In 1979, the erstwhile communist government of Bengal enacted a massacre in the Morichjhapi islands. After partition, to manage the influx of refugees from East Bengal, the government settled them in the semi-arid Dandkaranya (parts of Odisha, Chhattisgarh, Maharashtra and Andhra Pradesh), a region far removed from where they belonged. After the communists came to power in Bengal, the refugees had made their way back and settled in the Morichjhapi islands of the Sundarbans. When they were forcibly removed by the then Left Front government of West Bengal, an estimated 4,128 families perished due to cholera, starvation, their boats drowned by the police or simply shot to death. “The ease and brutality with which the government wiped out all signs of bustling life of the past 18 months were proof for the islanders that they were considered completely irrelevant to the more influential urban Bengali community, especially when weighed against the tigers,” Jalais writes.
In the islanders’ understanding, Morichjhapi marks the beginning of tigers becoming “arrogant”. The tigers, they would explain, were disturbed by the violence and started attacking people. Many contended that corpses of killed refugees floating in the water gave them a taste for human flesh. Notwithstanding the veracity of such belief, in local perception, Morichjhapi marks the entry of the cosmopolitan tiger armed with state protection. Jalais brings out similarities between seemingly opposite ways of the colonial ruler and the present conservation exercises. In the colonial literature, the Sundarbans tiger was reasoned a man-eater because the superstitious residents were too afraid to stand up to it. The British killed them at the rate of 1,200 per year.
While in the colonial times the British were more concerned about revenue and killed the tiger with impunity, a century later, “the prestige of hunting” was replaced by prestige of “save the tiger”. What was always ignored, argues Jalais, was the local perception of the tiger. The government, for instance, introduced and distributed free plastic masks to honey collectors and wood cutters reasoning that tigers attacked from behind. Wearing a mask at the back of one’s head, the government reasoned, would puzzle the tiger and it would not attack. After the trial run, the government said that no one wearing a mask was ever killed, and only the “too superstitious” who did not wear masks were attacked. According to Jalais, neither the colonial nor the conservationists’ representation of the tiger permits an engagement with the local ways of understanding tigers.
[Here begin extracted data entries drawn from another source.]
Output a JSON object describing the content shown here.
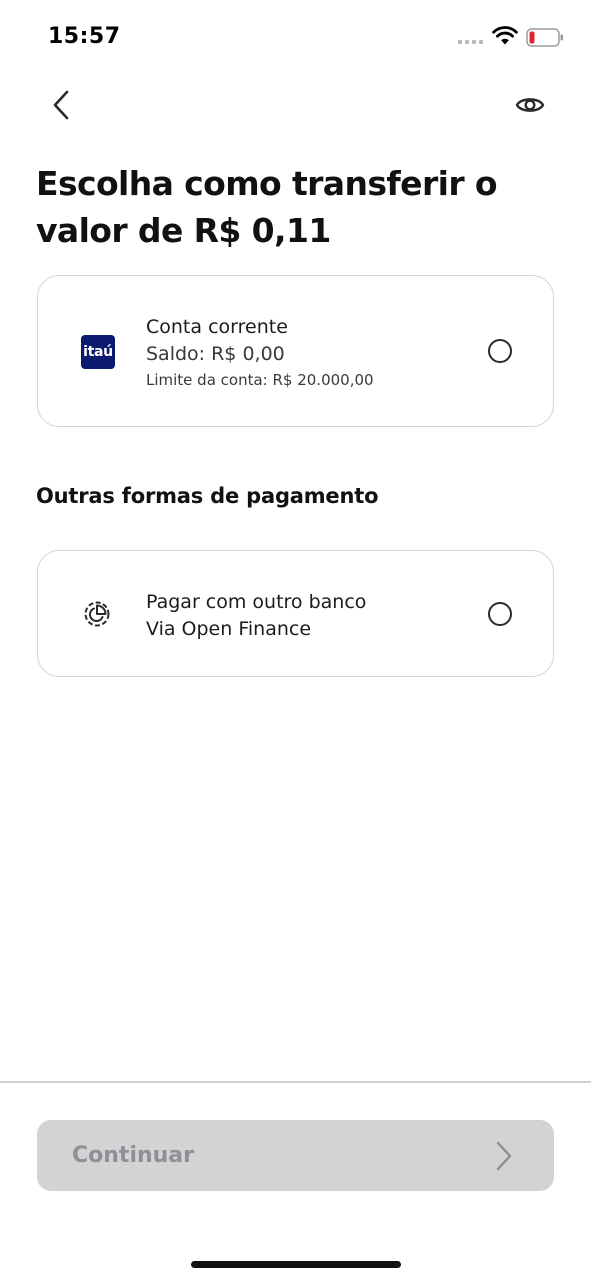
{
  "status_bar": {
    "time": "15:57",
    "battery_color": "#e0262a"
  },
  "nav": {
    "back_icon": "chevron-left-icon",
    "visibility_icon": "eye-icon"
  },
  "page": {
    "title": "Escolha como transferir o valor de R$ 0,11"
  },
  "account_option": {
    "bank_logo_text": "itaú",
    "title": "Conta corrente",
    "balance": "Saldo: R$ 0,00",
    "limit": "Limite da conta: R$ 20.000,00",
    "selected": false
  },
  "other_payments": {
    "section_title": "Outras formas de pagamento",
    "option": {
      "title": "Pagar com outro banco",
      "subtitle": "Via Open Finance",
      "icon": "open-finance-icon",
      "selected": false
    }
  },
  "footer": {
    "continue_label": "Continuar",
    "continue_enabled": false
  },
  "colors": {
    "itau_blue": "#0c1a6e",
    "disabled_button": "#d2d3d5",
    "disabled_text": "#8e9094"
  }
}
For the islanders, the new cosmopolitan tiger is a high status animal enjoying state protection through investment in tourism and sanctuaries. “It is this tiger, one that is constructed by the state, conservation NGOs and urbanites, that the islanders argued they were trying to fight against, not their old tigers,” Jalais writes.´ÇáThe equal grace, with which Bonbibi once protected the tiger and the islanders, is replaced by the unequal preferences of the state. The conservationists’ bid to save the tiger, it seems, has lead to a great divide between the tiger and the islanders.